DIANA WAGMAN reads from her newest novel LIFE #6

Life #6 (Ig Publishing)  Best-selling and critically acclaimed author Diana Wagman brings us another suspenseful tale about a woman facing death. Fiona's marriage is crumbling, and she has recently been diagnosed with breast cancer. Caught up in a wave of memories as she faces her own mortality, Fiona recalls the five previous times in her life that she nearly died, including a fateful boat trip thirty years ago with her former boyfriend, Luc. She flees her life, struggling marriage, and cancer treatment to rendezvous with Luc, in the process reliving the harrowing boat trip the two of them shared three decades earlier, which permanently altered their lives.
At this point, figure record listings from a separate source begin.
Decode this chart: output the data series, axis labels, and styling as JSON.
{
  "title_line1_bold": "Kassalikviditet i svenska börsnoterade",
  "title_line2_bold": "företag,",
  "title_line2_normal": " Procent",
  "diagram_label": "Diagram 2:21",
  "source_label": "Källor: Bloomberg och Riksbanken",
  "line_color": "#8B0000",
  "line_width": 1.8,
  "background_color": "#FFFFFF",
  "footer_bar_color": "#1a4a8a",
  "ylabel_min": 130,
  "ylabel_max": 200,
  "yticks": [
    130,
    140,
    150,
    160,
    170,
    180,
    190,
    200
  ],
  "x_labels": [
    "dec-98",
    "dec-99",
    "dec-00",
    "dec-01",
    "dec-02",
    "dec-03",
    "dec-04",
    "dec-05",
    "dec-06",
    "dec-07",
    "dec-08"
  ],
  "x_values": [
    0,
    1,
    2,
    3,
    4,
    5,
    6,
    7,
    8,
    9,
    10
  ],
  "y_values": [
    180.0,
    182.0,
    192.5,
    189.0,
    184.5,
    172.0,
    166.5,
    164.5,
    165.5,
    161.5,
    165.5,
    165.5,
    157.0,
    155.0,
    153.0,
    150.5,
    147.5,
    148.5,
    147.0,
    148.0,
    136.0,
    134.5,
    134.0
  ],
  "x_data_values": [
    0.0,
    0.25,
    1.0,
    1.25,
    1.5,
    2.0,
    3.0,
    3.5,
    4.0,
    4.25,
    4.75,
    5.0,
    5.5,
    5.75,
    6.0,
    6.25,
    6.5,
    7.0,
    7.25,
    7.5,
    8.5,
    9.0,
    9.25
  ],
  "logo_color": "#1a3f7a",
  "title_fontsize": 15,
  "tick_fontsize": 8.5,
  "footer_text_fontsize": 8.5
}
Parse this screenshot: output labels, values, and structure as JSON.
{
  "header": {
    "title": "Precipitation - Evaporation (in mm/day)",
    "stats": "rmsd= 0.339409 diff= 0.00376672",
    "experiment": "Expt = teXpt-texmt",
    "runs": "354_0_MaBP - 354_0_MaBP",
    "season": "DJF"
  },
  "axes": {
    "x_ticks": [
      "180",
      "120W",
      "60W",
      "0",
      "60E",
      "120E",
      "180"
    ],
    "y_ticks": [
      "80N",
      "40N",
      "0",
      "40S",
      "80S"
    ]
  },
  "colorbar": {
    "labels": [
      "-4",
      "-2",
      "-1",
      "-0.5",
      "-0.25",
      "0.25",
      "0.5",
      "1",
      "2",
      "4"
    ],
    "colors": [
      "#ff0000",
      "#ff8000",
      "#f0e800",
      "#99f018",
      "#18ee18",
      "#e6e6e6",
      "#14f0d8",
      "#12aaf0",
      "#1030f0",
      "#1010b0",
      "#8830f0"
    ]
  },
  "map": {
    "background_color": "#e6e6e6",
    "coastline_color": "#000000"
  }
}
Now that Fiona desperately needs Luc to save her, will he be the man she remembers? Or will she discover heartbreak again? An adventurous, emotionally complex tale inspired by Diana Wagman's own experience at sea, Life #6 explores the folly of youth, what happens to us when we're pushed to the brink, the regrets of love lost, and what it really means to love, as well as the many ways we die and are renewed throughout our lives. Diana Wagman is the author of five novels, most recently Life #6.  Her second novel, Spontaneous, won the 2001 USA Pen West Award for Fiction.  Her fourth novel, The Care & Feeding of Exotic Pets, won a Barnes & Noble Discover New Writers award.    Her short stories and essays have appeared in Salon, Black Clock,Conjunctions, and elsehwere and as part of the n+1 anthology MFA vs NYC. She is an occasional contributor to the LA Times.